„Credit where it’s due“ und ein Weltklasse-Özil…

23. Oktober 2018 | Premier League Awards | BY Chris McCarthy

Die Premier League meldet sich aus der Länderspielpause zurück. So auch unsere Awards. Im Fokus: Natürlich das Top-Spiel zwischen Chelsea und Manchester United….

 

„Credit where it’s due“ – Award: José Mourinho

Zweites Spiel in Folge, in dem wir den so heftig in der Kritik stehenden José Mourinho loben? Jep!

Nachdem der Portugiese letzte Woche den „Totgesagte leben Länger“ – Award erhielt, trat er mit seinen taktischen Anpassungen in der Halbzeit sportlich betrachtet wieder positiv in Erscheinung. Wie schon gegen Newcastle, als die Red Devils einen 0:2 Halbzeit-Rückstand drehten, fand Mourinho auch gegen den FC Chelsea in der Pause beim Stand von 0:1 die passenden Worte.

Agierte United in der ersten Halbzeit noch viel zu passiv und ging dementsprechend verdient in Rückstand, stand im zweiten Durchgang eine total veränderte Mannschaft auf dem Platz. Die Gäste zwangen in Mourinho’s altem Wohnzimmer den Blues ihr körperbetontes Spiel auf, gingen plötzlich resolut in die Zweikämpfe und erstickten damit den ballbesitzorientierten Stil der Gastgeber im Keim.

Mit mehr zielorientiertem Denken und Elan ging die Mourinho-Elf nicht unverdient durch einen Doppelpack von Anthony Martial 2:1 in Führung.
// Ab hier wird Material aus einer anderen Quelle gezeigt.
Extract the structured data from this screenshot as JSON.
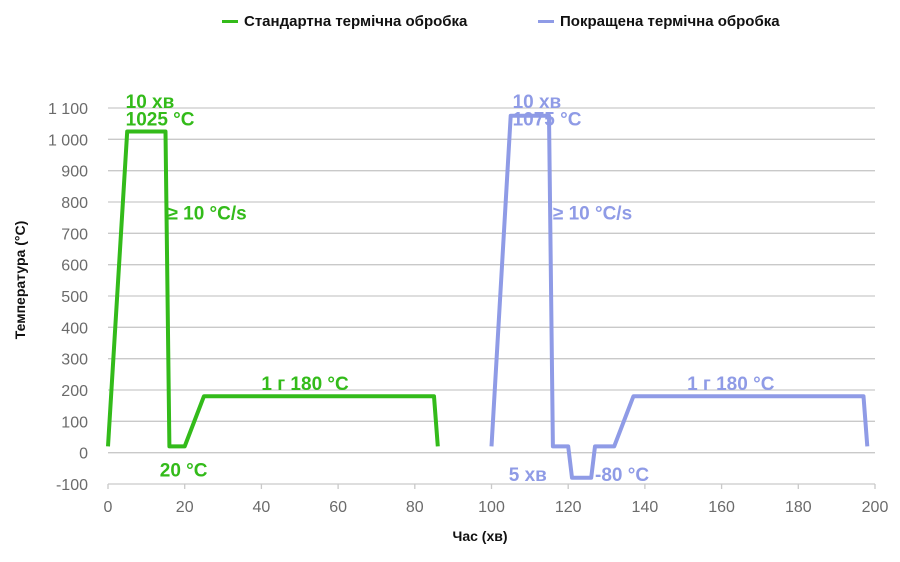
{
  "chart_data": {
    "type": "line",
    "xlabel": "Час (хв)",
    "ylabel": "Температура (°C)",
    "xlim": [
      0,
      200
    ],
    "ylim": [
      -100,
      1100
    ],
    "x_ticks": [
      0,
      20,
      40,
      60,
      80,
      100,
      120,
      140,
      160,
      180,
      200
    ],
    "y_ticks": [
      -100,
      0,
      100,
      200,
      300,
      400,
      500,
      600,
      700,
      800,
      900,
      1000,
      1100
    ],
    "x_tick_labels": [
      "0",
      "20",
      "40",
      "60",
      "80",
      "100",
      "120",
      "140",
      "160",
      "180",
      "200"
    ],
    "y_tick_labels": [
      "-100",
      "0",
      "100",
      "200",
      "300",
      "400",
      "500",
      "600",
      "700",
      "800",
      "900",
      "1 000",
      "1 100"
    ],
    "grid": "horizontal",
    "legend_position": "top",
    "series": [
      {
        "name": "Стандартна термічна обробка",
        "color": "#33bb1a",
        "points": [
          [
            0,
            20
          ],
          [
            5,
            1025
          ],
          [
            15,
            1025
          ],
          [
            16,
            20
          ],
          [
            20,
            20
          ],
          [
            25,
            180
          ],
          [
            85,
            180
          ],
          [
            86,
            20
          ]
        ]
      },
      {
        "name": "Покращена термічна обробка",
        "color": "#8f9be6",
        "points": [
          [
            100,
            20
          ],
          [
            105,
            1075
          ],
          [
            115,
            1075
          ],
          [
            116,
            20
          ],
          [
            120,
            20
          ],
          [
            121,
            -80
          ],
          [
            126,
            -80
          ],
          [
            127,
            20
          ],
          [
            132,
            20
          ],
          [
            137,
            180
          ],
          [
            197,
            180
          ],
          [
            198,
            20
          ]
        ]
      }
    ],
    "annotations": [
      {
        "id": "std-time",
        "series": 0,
        "text": "10 хв",
        "x": 4.6,
        "y": 1125
      },
      {
        "id": "std-temp",
        "series": 0,
        "text": "1025 °C",
        "x": 4.6,
        "y": 1070
      },
      {
        "id": "std-rate",
        "series": 0,
        "text": "≥ 10 °C/s",
        "x": 15.5,
        "y": 770
      },
      {
        "id": "std-quench",
        "series": 0,
        "text": "20 °C",
        "x": 13.5,
        "y": -50
      },
      {
        "id": "std-temper",
        "series": 0,
        "text": "1 г  180 °C",
        "x": 40,
        "y": 225
      },
      {
        "id": "imp-time",
        "series": 1,
        "text": "10 хв",
        "x": 105.5,
        "y": 1125
      },
      {
        "id": "imp-temp",
        "series": 1,
        "text": "1075 °C",
        "x": 105.5,
        "y": 1070
      },
      {
        "id": "imp-rate",
        "series": 1,
        "text": "≥ 10 °C/s",
        "x": 116,
        "y": 770
      },
      {
        "id": "imp-cold-time",
        "series": 1,
        "text": "5 хв",
        "x": 104.5,
        "y": -65
      },
      {
        "id": "imp-cold-temp",
        "series": 1,
        "text": "-80 °C",
        "x": 127,
        "y": -65
      },
      {
        "id": "imp-temper",
        "series": 1,
        "text": "1 г  180 °C",
        "x": 151,
        "y": 225
      }
    ]
  }
}
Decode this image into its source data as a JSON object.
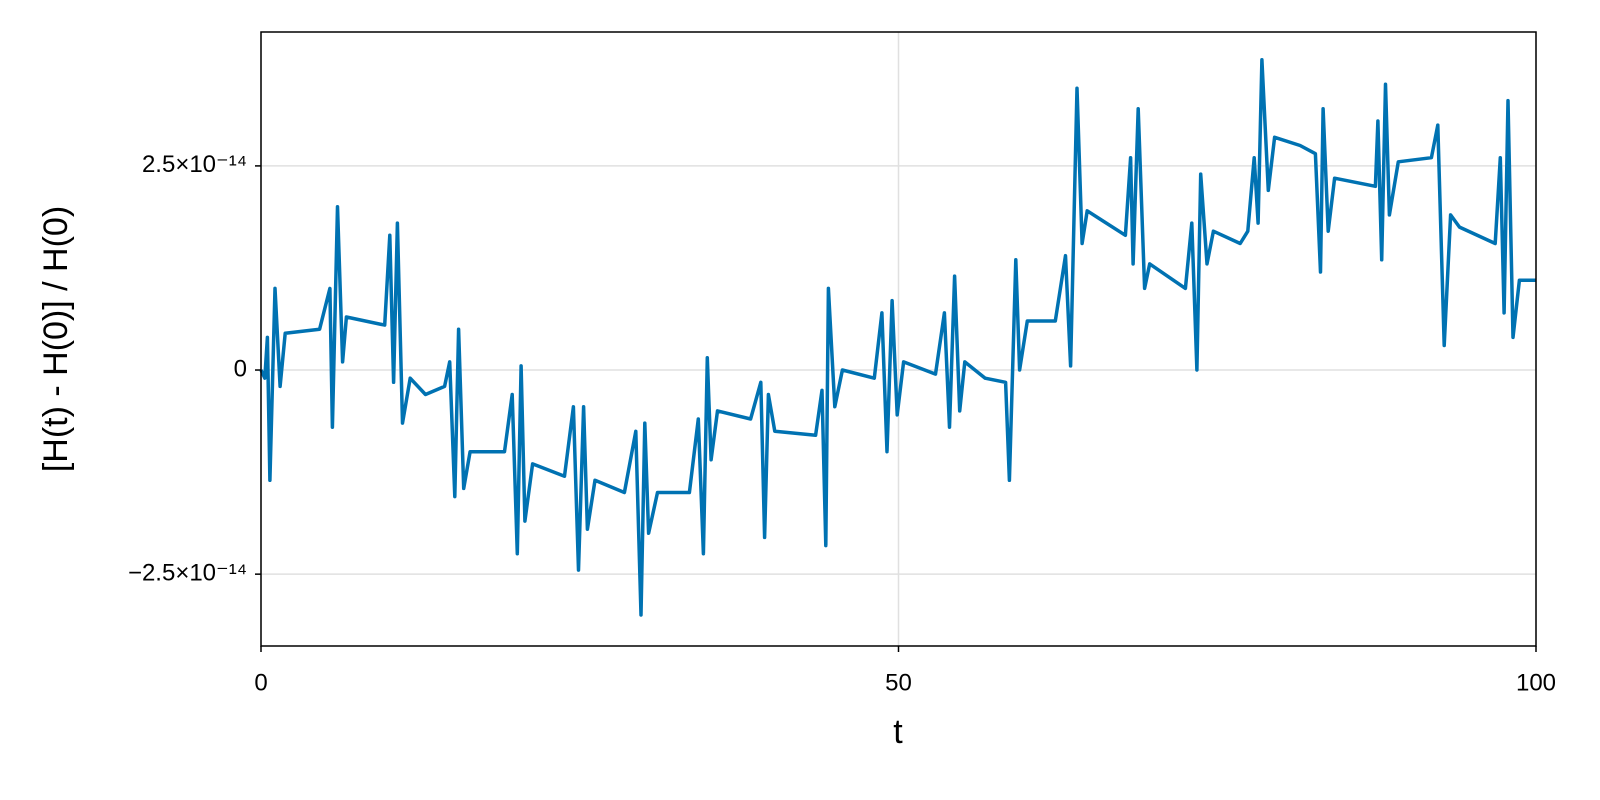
{
  "chart_data": {
    "type": "line",
    "xlabel": "t",
    "ylabel": "[H(t) - H(0)] / H(0)",
    "x": [
      0,
      0.3,
      0.5,
      0.7,
      1.1,
      1.5,
      1.9,
      4.6,
      5.4,
      5.6,
      6.0,
      6.4,
      6.7,
      9.7,
      10.1,
      10.4,
      10.7,
      11.1,
      11.7,
      12.9,
      14.4,
      14.8,
      15.2,
      15.5,
      15.9,
      16.4,
      19.1,
      19.7,
      20.1,
      20.4,
      20.7,
      21.3,
      23.8,
      24.5,
      24.9,
      25.3,
      25.6,
      26.2,
      28.5,
      29.4,
      29.8,
      30.1,
      30.4,
      31.1,
      33.6,
      34.3,
      34.7,
      35.0,
      35.3,
      35.8,
      38.4,
      39.2,
      39.5,
      39.8,
      40.3,
      43.5,
      44.0,
      44.3,
      44.5,
      45.0,
      45.6,
      48.1,
      48.7,
      49.1,
      49.5,
      49.9,
      50.4,
      52.9,
      53.6,
      54.0,
      54.4,
      54.8,
      55.2,
      56.8,
      58.4,
      58.7,
      59.2,
      59.5,
      60.1,
      62.3,
      63.1,
      63.5,
      64.0,
      64.4,
      64.8,
      65.8,
      67.8,
      68.2,
      68.4,
      68.8,
      69.3,
      69.7,
      72.5,
      73.0,
      73.4,
      73.7,
      74.2,
      74.7,
      76.8,
      77.4,
      77.9,
      78.2,
      78.5,
      79.0,
      79.5,
      81.5,
      82.7,
      83.1,
      83.3,
      83.7,
      84.2,
      87.4,
      87.6,
      87.9,
      88.2,
      88.5,
      89.2,
      91.8,
      92.3,
      92.8,
      93.3,
      94.0,
      96.8,
      97.2,
      97.5,
      97.8,
      98.2,
      98.7,
      100
    ],
    "series": [
      {
        "color": "#0072b2",
        "values": [
          0,
          -1e-15,
          4e-15,
          -1.35e-14,
          1e-14,
          -2e-15,
          4.5e-15,
          5e-15,
          1e-14,
          -7e-15,
          2e-14,
          1e-15,
          6.5e-15,
          5.5e-15,
          1.65e-14,
          -1.5e-15,
          1.8e-14,
          -6.5e-15,
          -1e-15,
          -3e-15,
          -2e-15,
          1e-15,
          -1.55e-14,
          5e-15,
          -1.45e-14,
          -1e-14,
          -1e-14,
          -3e-15,
          -2.25e-14,
          5e-16,
          -1.85e-14,
          -1.15e-14,
          -1.3e-14,
          -4.5e-15,
          -2.45e-14,
          -4.5e-15,
          -1.95e-14,
          -1.35e-14,
          -1.5e-14,
          -7.5e-15,
          -3e-14,
          -6.5e-15,
          -2e-14,
          -1.5e-14,
          -1.5e-14,
          -6e-15,
          -2.25e-14,
          1.5e-15,
          -1.1e-14,
          -5e-15,
          -6e-15,
          -1.5e-15,
          -2.05e-14,
          -3e-15,
          -7.5e-15,
          -8e-15,
          -2.5e-15,
          -2.15e-14,
          1e-14,
          -4.5e-15,
          0,
          -1e-15,
          7e-15,
          -1e-14,
          8.5e-15,
          -5.5e-15,
          1e-15,
          -5e-16,
          7e-15,
          -7e-15,
          1.15e-14,
          -5e-15,
          1e-15,
          -1e-15,
          -1.5e-15,
          -1.35e-14,
          1.35e-14,
          0,
          6e-15,
          6e-15,
          1.4e-14,
          5e-16,
          3.45e-14,
          1.55e-14,
          1.95e-14,
          1.85e-14,
          1.65e-14,
          2.6e-14,
          1.3e-14,
          3.2e-14,
          1e-14,
          1.3e-14,
          1e-14,
          1.8e-14,
          0,
          2.4e-14,
          1.3e-14,
          1.7e-14,
          1.55e-14,
          1.7e-14,
          2.6e-14,
          1.8e-14,
          3.8e-14,
          2.2e-14,
          2.85e-14,
          2.75e-14,
          2.65e-14,
          1.2e-14,
          3.2e-14,
          1.7e-14,
          2.35e-14,
          2.25e-14,
          3.05e-14,
          1.35e-14,
          3.5e-14,
          1.9e-14,
          2.55e-14,
          2.6e-14,
          3e-14,
          3e-15,
          1.9e-14,
          1.75e-14,
          1.55e-14,
          2.6e-14,
          7e-15,
          3.3e-14,
          4e-15,
          1.1e-14,
          1.1e-14
        ]
      }
    ],
    "xlim": [
      0,
      100
    ],
    "xticks": [
      0,
      50,
      100
    ],
    "ylim": [
      -3.38e-14,
      4.14e-14
    ],
    "yticks": [
      {
        "value": -2.5e-14,
        "label": "−2.5×10⁻¹⁴"
      },
      0,
      {
        "value": 2.5e-14,
        "label": "2.5×10⁻¹⁴"
      }
    ],
    "grid": true
  }
}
Dass die formstarken Londoner in der fünften Minute der Nachspielzeit dennoch den Ausgleich erzwangen, mindert zwar das Ergebnis, nicht aber die erneut erfolgreichen Anpassungen Mourinhos zur Halbzeit.

Es ist nicht immer schön und Manchester United sollte erst gar nicht in diese Situationen kommen. Doch Mourinho erreicht trotz der großen Kritik nach wie vor das Team, weckt den Kampfgeist seiner Spieler und findet Wege, Korrekturen vorzunehmen und Ergebnisse einzufahren. Credit where it’s due.
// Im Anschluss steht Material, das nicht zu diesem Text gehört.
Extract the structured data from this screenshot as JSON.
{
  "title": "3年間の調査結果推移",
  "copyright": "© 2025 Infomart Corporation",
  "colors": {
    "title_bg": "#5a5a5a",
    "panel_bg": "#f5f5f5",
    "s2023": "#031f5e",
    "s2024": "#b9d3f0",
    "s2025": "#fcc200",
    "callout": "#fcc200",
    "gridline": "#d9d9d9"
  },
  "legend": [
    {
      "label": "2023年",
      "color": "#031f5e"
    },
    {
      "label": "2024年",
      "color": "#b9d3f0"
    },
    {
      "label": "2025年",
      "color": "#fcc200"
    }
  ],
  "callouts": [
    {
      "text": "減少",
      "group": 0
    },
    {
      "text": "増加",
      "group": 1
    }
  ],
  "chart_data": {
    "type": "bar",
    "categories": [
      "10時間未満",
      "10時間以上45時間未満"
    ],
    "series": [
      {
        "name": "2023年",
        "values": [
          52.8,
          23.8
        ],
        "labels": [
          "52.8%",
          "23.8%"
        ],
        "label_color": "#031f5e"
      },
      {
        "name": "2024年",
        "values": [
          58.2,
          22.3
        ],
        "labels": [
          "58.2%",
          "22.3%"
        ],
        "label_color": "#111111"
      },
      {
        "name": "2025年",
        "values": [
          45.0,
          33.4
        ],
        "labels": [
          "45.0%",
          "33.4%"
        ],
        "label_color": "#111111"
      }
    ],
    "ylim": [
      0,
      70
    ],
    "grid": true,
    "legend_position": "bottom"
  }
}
(Photo by Michael Regan/Getty Images)

 

„Weltklasse“ – Award: Mesut Özil

Bei den ganzen Negativschlagzeilen der letzten Monate, der Erdogan-Affäre, den Statements, der negativen Propaganda und letztendlich dem Rücktritt aus der Nationalmannschaft, geriet schnell in Vergessenheit, was für ein Weltklasse-Fußballer Mesut Özil ist, bzw. sein kann.
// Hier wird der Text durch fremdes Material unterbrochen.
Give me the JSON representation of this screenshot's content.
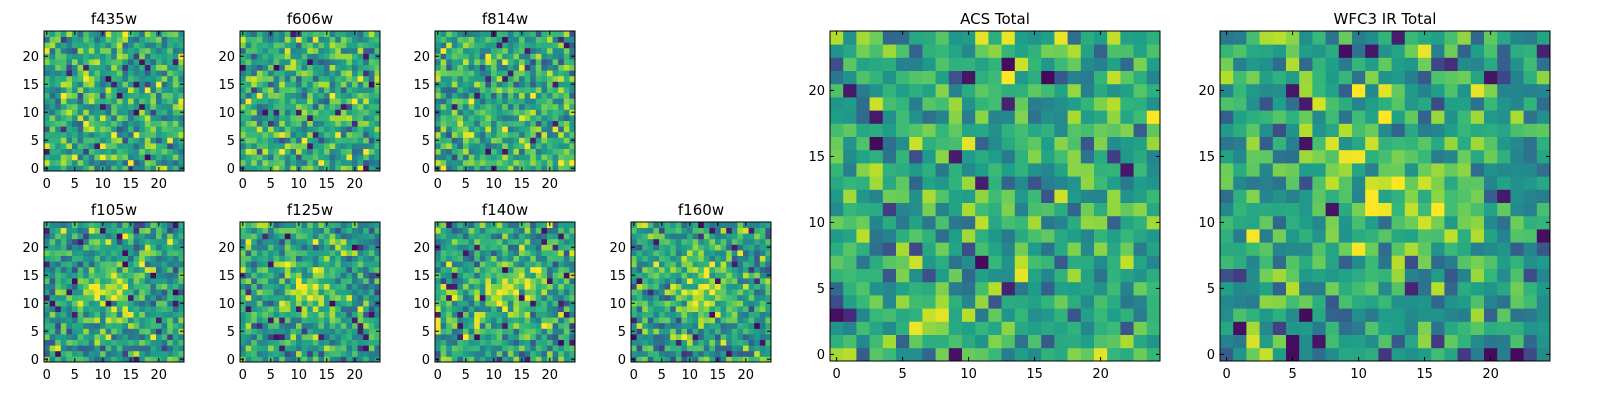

Ja, Mesut Özil war in den letzten paar Jahren nicht in Bestform. Einen „Dreck“, wie ein bekannter Wurstwarenverkäufer aus München vor kurzem deklarierte, spielte der Edeltechniker dabei allerdings bei Leibe nicht zusammen. Özil ist eben ein Typ Spieler, der erst dann brillieren kann, wenn seine Mitspieler die Räume erkennen, die Özil für sie vorsieht oder kurz gesagt, wenn seine Mannschaft funktioniert und positiv agiert. Alles Faktoren, die in den letzten Jahren bei Arsenal, gerade in den Top-Spielen, quasi nicht vorhanden waren. Das soll keine Entschuldigung sein. Özil selbst tauchte des Öfteren zu sehr unter, aber das ist nun mal sein Spiel und das konnte dadurch nur selten zur Geltung kommen.

Zu was der Ex-Nationalspieler allerdings in der Lage ist, wenn alles passt, wurde uns beim 3:1 seiner Gunners über Leicester eindrucksvoll demonstriert. Özil, von der Kapitänsbinde sichtlich beflügelt, dirigierte das Comeback der Nordlondoner. Erst leitete er sein perfekt getimtes 1:1 selbst ein, dann lieferte er mit einem hervorragend platzierten Steilpass auf Bellerin den „Pre-Assist“ zum 2:1 durch Pierre-Emerick Aubameyang.

Die Krönung des Spiels war allerdings das 3:1. In der eigenen Hälfte initiierte der Linksfuß mit einer sehenswerten Hacken-Ablage den Konter, stürmte mit nach vorne, ließ, mit sensationellem Gespür für den Raum hinter sich, einen für ihn gedachten Pass durch die Beine, löste sich schnell und bereitete nach dem direkten Zuspiel von Lacazette den 3:1 Endstand durch Aubameyang mit dem Außenrist fast schon liebevoll selbst vor.

Ein wunderschön herausgespielter Treffer. Im Mittelpunkt natürlich der Dreh- und Angelpunkt des Abends: Ein Mesut Özil in Weltklasseform.

(Photo by Catherine Ivill/Getty Images)

 

 

„Arbeitssiege“ – Award: Liverpool &  Tottenham

Während der kleine Kader Tottenhams quasi seit Saisonstart auf dem Zahnfleisch geht, ist auch Liverpool trotz der beachtlichen Ausbeute von 23 aus 27 möglichen Punkte derzeit nicht in der aller besten Verfassung. Die Erschöpfungszustände der Spurs und die minimalen Formprobleme der Reds blieben am neunten Spieltag ohne Folgen.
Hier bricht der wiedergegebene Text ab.